2 | we're using each other

6.4K 317 58
                                    

It isn't long before Rachel joins me on the balcony. "Why are you back so early? Didn't you enjoy the motorbike course that I signed you up to?"

"Not exactly," I reply, my eyes running over the soft waves of her black hair, the sharp edges of her face. She has a slender nose, and beautiful hazel eyes, while her skin is an irresistible chocolate brown.

She's shorter than me, and I remember how I used to lord it over her as kids. But all it does is feed into her illusion – you think she's the type of girl you can wrap your arms around and serenade with kisses, but in actuality, she's the kind of girl who would bite you if you tried to shower her with affection.

Rachel doesn't understand how to give affection. Perhaps it's because her father was a bitter old man until the day he died. He certainly didn't trust that she would find someone of her own volition, hence our marriage. As Rachel pointed out when I returned from my travels, even in death he was trying to control her.

He was very into stoicism. He would make Rachel sleep outside for a week at the closure of every financial year so that she remembered what it's like to survive without the creature comforts.

I think he did care in some way – as he only made her do it in the heat of summer. If he tried that in winter, she probably would have died of hypothermia.

As Rachel was the only child he had with his wife before she died, he seemed to take out his frustration for not being a boy on her. It was like he couldn't decide if he wanted to raise her like a son or a daughter, so instead, he did a mixture of both. Rachel's childhood consisted of a strange dichotomy – cadet camps, track and ballet.

As such, she's a natural athlete that I might have feared taking on if my own family hadn't enforced a strict sporting regimen on me. God forbid their only son put on an ounce of extra weight – I was doing squad swimming and rowing throughout boarding school.

But my family had never allowed me to do motorbiking, or white-water rafting, or skydiving, or taking me up in a helicopter to snowboard down the slopes. Nothing that would ever put my precious, million-dollar life in danger.

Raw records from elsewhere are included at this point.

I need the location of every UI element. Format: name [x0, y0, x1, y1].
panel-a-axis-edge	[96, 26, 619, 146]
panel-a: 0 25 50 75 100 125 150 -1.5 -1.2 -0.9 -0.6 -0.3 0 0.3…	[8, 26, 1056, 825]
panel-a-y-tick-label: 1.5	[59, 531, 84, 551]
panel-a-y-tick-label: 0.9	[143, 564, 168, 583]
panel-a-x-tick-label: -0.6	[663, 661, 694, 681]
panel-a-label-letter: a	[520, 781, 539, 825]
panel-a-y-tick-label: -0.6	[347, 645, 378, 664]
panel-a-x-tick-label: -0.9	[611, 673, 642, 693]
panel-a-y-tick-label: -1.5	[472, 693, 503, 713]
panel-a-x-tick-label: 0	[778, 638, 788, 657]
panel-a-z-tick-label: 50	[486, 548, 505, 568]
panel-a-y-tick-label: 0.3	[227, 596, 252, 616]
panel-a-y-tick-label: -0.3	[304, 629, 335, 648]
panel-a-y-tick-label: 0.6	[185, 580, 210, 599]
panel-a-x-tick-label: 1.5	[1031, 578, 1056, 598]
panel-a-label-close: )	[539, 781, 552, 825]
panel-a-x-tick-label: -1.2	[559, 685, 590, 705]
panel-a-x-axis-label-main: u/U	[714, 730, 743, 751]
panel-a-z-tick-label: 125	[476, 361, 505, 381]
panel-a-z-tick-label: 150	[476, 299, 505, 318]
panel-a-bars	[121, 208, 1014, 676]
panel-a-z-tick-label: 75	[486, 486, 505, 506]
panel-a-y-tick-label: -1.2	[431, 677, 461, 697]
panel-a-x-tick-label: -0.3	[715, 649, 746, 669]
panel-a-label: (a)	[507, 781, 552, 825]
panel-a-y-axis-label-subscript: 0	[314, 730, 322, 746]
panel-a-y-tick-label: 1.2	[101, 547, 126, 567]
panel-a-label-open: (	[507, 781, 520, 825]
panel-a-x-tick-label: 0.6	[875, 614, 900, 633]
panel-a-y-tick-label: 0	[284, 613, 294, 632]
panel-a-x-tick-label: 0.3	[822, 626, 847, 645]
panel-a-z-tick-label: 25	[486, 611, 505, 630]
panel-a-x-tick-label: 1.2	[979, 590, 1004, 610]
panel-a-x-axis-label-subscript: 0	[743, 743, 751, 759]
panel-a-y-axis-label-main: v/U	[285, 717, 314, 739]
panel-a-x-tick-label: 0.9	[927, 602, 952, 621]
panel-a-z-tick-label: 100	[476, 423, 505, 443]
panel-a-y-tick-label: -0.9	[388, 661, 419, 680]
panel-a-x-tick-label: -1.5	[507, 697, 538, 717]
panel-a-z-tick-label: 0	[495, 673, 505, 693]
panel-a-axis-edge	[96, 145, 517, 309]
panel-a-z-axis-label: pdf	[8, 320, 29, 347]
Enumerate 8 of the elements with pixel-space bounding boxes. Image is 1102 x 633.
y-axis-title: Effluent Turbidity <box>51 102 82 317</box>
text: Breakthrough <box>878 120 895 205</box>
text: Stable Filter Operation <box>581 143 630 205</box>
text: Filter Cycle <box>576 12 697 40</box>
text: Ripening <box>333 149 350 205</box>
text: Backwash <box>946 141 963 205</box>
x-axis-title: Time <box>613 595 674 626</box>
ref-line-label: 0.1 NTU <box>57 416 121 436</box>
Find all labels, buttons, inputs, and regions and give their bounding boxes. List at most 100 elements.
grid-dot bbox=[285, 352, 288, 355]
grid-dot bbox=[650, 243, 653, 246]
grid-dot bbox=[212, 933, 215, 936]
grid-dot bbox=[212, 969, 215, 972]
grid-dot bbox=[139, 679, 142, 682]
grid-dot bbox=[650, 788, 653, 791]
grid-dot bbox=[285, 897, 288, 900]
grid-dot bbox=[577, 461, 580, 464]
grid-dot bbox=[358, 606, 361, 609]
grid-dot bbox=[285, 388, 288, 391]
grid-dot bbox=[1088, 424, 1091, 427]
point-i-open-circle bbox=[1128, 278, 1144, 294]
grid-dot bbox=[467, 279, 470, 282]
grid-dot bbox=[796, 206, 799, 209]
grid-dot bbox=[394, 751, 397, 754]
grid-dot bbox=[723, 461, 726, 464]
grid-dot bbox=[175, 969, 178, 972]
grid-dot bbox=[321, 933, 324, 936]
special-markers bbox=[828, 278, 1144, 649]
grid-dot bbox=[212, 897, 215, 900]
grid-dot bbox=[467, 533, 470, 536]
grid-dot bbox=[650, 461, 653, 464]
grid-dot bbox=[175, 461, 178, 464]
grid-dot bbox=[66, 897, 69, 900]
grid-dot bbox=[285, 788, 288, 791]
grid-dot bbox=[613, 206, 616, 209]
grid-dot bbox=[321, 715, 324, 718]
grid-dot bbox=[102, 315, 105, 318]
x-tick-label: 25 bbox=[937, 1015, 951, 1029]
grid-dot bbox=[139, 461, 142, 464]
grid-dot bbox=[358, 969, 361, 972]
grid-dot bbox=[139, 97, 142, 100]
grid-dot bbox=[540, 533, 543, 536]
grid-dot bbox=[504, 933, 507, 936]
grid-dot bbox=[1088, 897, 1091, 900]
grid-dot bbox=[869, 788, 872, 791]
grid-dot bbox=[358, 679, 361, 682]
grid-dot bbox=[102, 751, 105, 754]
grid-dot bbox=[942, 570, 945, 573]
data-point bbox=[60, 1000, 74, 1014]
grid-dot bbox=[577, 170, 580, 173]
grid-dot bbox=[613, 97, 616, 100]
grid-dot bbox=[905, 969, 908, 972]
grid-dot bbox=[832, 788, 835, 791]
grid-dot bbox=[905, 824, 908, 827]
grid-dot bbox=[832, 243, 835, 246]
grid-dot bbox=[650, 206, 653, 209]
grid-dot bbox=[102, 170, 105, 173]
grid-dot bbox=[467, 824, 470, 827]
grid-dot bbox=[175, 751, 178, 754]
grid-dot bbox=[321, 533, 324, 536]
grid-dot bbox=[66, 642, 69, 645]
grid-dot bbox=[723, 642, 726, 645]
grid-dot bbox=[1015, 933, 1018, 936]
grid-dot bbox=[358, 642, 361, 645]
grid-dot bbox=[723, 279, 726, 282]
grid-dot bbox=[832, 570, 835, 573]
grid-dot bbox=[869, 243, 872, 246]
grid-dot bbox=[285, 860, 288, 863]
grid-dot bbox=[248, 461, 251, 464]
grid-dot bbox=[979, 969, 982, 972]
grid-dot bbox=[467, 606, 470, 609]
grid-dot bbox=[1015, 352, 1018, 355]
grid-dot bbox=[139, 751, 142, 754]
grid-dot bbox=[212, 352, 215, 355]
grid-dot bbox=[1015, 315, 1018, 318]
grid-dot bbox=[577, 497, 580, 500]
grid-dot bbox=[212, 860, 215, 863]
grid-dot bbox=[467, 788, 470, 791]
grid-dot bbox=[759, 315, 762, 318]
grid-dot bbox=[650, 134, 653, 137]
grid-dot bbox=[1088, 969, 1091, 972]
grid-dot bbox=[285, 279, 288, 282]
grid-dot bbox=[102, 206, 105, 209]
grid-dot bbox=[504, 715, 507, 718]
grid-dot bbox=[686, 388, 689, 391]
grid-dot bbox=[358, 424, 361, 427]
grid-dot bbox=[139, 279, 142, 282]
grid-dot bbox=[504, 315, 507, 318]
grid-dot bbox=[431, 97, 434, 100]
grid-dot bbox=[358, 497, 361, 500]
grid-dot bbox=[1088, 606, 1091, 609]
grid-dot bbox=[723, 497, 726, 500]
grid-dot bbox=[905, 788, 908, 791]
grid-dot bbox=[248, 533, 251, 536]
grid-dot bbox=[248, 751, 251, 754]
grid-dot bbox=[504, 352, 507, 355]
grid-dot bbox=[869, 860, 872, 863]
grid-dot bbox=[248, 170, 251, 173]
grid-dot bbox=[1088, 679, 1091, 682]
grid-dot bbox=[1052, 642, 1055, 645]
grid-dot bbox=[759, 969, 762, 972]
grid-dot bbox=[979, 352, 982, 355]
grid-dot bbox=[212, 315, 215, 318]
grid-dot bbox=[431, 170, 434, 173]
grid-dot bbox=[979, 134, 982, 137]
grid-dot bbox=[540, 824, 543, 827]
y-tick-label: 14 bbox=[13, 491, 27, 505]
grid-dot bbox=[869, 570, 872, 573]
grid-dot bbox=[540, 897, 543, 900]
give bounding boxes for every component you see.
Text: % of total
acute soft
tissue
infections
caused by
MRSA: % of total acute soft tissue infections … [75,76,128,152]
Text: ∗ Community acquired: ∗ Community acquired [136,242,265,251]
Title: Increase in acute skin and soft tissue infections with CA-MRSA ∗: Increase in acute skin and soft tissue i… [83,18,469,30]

Yet these were all things that I had done at Rachel's behest for our 'honeymoon'.

I'm starting to think this is the honeymoon from hell.

Rachel narrows her eyes at me. "Why not?"

I show off the massive graze on my arm and knee, where I scraped myself landing on the dirt ground. It had taken a while for the nice woman there to individually pick out each small rock that had embedded itself into my bleeding skin.

"I decided to call it a day after I got these."

My eyes are keyed on her face, and I see a glimmer of emotion there, as her gaze flickers down to assess my injuries. Is that a hint of guilt?

Then her alluring gaze meets mine and I'm reminded that those hazel eyes didn't shed a single tear at her father's funeral a mere week ago.

So I doubt she'd feel any guilt for sending me on the motorbike-death-course.

"I see," she says, before turning and walking away.

Is that all the reaction I get?

I deserve more from my wife than that.

I step toward her retreating form. "Rachel, wait."

She halts and faces me reluctantly.

I stride just in front of her until I can feel the heat of her breath on my collarbones. I watch her gaze slip up to the edge of my jaw, before lifting higher to meet mine.